Babanrao Bhikaji Pachpute is an Indian politician from Bharatiya Janata Party. He represents the Shrigonda (Vidhan Sabha constituency) in the district of Ahmednagar, Maharashtra. His Son Vikram Babanrao Pachpute is MLA from Shrigonda since 24 November 2024.

== Early life ==
Babanrao Pachpute was born in a farmer's family in the village of Kashti, Shrigonda, Maharashtra. He is the son of Bhikaji Pachpute and Tulsabai. Since his primary education he was considered amongst the brightest students in the class. He participated extensively in extra-curricular activities such as elocution, debate and sports competitions. Family obligations deterred him from pursuing further education. But he managed to get admission into New Arts College, Ahmednagar. Along with education, he started participating in body building championship tournaments came first in Ahmednagar district and was honored with the 'Ahmednagar shree' award. His amicable nature won him many friends. While pursuing legal studies, National Emergency was declared and he actively participated in the non-co-operation movement and rose as a prominent figure in Shrigonda.

== Political career ==
1 January 1977 was his political debut.
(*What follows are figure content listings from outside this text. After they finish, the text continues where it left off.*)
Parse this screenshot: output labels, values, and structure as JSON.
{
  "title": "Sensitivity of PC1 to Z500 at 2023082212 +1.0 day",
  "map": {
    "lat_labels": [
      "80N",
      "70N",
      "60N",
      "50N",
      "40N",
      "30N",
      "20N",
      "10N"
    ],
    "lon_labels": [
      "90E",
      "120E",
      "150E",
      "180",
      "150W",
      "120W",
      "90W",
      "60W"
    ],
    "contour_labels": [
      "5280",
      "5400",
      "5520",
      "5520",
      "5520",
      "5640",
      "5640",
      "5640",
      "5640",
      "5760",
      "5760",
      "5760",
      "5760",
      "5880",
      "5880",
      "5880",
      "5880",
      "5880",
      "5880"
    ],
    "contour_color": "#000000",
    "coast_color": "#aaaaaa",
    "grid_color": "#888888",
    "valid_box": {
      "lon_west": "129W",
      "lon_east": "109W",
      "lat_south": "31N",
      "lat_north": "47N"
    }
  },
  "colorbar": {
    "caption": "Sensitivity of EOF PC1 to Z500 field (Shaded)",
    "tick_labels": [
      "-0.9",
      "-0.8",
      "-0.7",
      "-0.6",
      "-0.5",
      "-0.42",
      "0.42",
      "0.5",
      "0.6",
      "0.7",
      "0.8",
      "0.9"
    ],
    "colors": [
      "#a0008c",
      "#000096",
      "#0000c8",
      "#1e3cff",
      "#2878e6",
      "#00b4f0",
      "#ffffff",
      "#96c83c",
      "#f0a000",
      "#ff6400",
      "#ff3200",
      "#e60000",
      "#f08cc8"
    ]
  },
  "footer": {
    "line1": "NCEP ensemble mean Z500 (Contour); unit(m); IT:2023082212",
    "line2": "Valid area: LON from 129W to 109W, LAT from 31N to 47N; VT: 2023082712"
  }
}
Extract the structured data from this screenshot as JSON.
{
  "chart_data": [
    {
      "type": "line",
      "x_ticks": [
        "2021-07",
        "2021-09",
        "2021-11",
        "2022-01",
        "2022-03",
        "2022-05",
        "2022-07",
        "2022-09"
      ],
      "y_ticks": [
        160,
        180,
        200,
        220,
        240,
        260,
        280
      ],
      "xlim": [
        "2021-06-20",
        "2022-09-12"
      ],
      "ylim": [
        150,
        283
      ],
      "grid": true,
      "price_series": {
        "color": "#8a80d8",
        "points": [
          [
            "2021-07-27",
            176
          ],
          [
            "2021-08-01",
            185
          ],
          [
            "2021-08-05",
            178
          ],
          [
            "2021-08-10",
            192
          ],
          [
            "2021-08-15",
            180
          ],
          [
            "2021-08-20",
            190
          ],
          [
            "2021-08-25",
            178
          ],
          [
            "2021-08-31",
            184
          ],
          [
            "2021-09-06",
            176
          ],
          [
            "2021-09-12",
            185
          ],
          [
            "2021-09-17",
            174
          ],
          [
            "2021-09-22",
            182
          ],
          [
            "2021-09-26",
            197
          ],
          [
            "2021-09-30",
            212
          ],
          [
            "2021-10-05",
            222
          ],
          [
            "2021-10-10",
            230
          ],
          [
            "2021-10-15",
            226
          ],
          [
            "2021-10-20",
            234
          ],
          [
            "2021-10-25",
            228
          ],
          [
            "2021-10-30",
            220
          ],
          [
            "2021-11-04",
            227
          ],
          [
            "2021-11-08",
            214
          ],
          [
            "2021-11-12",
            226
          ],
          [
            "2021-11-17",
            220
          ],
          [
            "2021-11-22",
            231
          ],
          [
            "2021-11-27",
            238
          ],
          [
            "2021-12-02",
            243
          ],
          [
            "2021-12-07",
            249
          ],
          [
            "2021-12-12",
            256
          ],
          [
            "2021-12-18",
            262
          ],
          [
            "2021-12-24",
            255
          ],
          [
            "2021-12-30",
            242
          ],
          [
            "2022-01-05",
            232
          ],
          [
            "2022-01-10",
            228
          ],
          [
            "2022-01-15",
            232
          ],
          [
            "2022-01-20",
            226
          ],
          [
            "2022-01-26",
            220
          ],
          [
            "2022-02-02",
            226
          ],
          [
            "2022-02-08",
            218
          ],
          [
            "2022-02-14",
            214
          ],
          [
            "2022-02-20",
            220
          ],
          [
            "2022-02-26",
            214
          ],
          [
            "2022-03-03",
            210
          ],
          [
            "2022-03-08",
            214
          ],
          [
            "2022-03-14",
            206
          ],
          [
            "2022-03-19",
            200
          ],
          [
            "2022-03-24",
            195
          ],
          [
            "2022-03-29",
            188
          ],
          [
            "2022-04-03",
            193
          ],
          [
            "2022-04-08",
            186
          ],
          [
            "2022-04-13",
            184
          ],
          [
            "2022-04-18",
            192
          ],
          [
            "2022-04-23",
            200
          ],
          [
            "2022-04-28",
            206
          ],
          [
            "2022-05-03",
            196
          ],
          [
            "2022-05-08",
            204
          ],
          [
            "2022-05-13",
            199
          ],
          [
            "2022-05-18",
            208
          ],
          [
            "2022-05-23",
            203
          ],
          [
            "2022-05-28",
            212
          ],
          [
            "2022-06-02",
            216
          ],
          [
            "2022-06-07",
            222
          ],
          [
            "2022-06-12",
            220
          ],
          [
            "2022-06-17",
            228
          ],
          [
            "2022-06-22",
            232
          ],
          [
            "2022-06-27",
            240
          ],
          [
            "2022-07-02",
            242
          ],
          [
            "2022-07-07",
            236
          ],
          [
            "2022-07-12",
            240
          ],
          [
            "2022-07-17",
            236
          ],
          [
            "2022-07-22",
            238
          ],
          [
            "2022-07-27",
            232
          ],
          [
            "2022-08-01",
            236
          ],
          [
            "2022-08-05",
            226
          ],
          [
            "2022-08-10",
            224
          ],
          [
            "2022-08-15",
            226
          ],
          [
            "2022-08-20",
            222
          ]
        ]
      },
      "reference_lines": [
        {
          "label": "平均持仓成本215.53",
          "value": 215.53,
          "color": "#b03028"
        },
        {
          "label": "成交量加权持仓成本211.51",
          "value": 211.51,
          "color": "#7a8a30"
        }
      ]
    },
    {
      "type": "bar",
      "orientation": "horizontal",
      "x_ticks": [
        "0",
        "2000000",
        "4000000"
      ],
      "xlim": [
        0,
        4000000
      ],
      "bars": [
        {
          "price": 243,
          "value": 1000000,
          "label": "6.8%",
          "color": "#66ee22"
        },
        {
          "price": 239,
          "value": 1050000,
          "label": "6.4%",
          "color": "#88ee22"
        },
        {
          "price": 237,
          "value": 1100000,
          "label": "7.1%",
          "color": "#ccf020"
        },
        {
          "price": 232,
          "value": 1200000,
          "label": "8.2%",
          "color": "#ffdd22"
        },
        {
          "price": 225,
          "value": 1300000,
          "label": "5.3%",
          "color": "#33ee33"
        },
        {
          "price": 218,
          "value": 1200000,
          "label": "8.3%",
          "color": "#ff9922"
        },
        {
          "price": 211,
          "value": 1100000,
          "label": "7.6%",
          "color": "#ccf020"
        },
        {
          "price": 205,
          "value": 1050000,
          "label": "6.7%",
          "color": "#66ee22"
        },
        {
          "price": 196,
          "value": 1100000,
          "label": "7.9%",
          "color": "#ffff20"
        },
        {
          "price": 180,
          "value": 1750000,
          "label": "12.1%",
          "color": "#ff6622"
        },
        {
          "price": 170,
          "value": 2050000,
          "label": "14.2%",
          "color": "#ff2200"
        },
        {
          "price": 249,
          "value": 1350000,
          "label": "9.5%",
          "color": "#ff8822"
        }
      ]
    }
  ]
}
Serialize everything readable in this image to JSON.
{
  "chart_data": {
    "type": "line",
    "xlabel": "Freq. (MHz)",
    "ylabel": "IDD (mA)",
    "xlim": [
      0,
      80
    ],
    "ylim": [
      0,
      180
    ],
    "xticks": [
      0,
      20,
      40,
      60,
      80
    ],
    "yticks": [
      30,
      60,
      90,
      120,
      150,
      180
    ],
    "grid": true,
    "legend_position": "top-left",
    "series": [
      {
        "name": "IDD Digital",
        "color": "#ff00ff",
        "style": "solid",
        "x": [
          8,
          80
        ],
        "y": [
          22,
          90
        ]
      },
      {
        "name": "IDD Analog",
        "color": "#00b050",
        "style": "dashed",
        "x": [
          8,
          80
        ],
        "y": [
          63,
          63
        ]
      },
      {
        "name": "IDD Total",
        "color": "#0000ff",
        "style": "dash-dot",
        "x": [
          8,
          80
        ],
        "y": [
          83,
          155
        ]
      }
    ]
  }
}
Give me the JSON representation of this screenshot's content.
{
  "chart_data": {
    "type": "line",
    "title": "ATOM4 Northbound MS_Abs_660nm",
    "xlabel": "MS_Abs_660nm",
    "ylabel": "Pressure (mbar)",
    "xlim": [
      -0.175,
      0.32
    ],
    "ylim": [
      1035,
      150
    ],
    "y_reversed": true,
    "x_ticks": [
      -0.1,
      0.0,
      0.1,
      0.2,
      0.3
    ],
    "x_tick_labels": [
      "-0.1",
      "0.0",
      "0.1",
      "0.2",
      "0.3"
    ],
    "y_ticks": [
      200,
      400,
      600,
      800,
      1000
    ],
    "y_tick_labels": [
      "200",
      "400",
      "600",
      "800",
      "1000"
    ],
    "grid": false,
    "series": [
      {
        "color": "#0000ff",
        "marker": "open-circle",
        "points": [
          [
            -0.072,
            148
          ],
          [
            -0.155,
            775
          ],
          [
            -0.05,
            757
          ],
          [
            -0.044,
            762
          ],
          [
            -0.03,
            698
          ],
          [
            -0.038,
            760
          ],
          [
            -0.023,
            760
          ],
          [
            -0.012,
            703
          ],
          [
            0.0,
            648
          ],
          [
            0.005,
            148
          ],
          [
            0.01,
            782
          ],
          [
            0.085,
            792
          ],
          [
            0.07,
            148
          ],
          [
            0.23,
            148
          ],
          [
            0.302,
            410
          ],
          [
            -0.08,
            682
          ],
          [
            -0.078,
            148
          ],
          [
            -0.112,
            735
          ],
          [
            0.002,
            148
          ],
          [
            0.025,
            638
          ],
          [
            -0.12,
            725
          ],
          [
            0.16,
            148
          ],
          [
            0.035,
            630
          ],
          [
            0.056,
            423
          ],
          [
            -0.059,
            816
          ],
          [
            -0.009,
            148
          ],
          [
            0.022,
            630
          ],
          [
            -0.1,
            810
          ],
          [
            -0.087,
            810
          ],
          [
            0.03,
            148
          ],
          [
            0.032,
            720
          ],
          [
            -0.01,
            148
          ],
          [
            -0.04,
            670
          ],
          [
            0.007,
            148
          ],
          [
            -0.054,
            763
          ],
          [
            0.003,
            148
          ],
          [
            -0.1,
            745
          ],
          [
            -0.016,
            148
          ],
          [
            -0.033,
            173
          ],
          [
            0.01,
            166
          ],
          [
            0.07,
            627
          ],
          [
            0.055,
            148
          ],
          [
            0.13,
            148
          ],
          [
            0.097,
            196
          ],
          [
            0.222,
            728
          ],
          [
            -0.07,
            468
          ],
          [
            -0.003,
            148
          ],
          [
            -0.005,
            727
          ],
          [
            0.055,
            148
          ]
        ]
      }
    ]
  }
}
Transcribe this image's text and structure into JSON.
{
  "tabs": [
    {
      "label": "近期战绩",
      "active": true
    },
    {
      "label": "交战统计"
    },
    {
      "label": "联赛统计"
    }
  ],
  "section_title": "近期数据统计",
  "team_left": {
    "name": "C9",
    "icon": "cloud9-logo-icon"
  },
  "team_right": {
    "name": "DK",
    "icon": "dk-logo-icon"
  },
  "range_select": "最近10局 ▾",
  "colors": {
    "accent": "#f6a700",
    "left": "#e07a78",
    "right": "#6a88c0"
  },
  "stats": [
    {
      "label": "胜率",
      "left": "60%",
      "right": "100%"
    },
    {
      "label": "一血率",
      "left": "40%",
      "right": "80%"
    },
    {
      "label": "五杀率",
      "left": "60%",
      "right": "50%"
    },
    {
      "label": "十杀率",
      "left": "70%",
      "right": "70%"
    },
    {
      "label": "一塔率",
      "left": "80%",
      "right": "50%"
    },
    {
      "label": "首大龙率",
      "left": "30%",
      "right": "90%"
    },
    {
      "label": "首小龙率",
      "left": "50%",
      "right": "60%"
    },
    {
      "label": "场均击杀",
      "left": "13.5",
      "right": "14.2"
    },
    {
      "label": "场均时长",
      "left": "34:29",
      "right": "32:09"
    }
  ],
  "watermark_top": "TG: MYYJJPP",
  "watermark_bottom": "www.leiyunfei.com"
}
In the non-cooperation movement during emergency he raised the voice against the government. He inaugurated a branch of 'Janata Party' in Shrigonda. On 9 September 1977, he was elected as Local Body Member (Panchayat Samiti). In 1979 he established 'Shetkari Sanghatana' and was elected as member of legislative assembly in 1980. He fought for farmers' rights, started a huge movement in 1981. Babanrao Pachpute has filed nominations and has been a candidate for the Maharashtra Legislative Assembly elections nine times out of which he has won seven times. His followers give credit of this success because of the various socio-economic and educational welfare schemes he has implemented in his home turf of Shrigonda. He has been recognized as the candidate who has fought the elections every time on a different election symbol. In the assembly elections of 2019, he won and the lotus bloomed for the first time in the Shrigonda Constituency.

Maharashtra's Legislative Assembly elections journey of Babanrao Pachpute:

- In the consecutive years of 1980–85, 1985-90 he won the elections on behalf of Janata Party.
- In 1990-95 he filed nomination from Janata Dal and won the elections.
- In 1995-99 he entered the Indian National Congress Party and was victorious.
- In 1999-2004 he lost the elections but became the State President of the Nationalist Congress Party (NCP)
- In 2004-09 succeeded as an independent candidate and became the Forest Minister in the cabinet of Ministers of Maharashtra.
- In 2009-2014 won again and became the Tribal Development Minister
- In 2014 he joined the Bhartiya Janta Party (BJP), in the elections, he received more than 85,000 votes, but lost by 12,000 votes.
- In 2019, he has emerged victorious for the 7th time in the Shrigonda Constituency.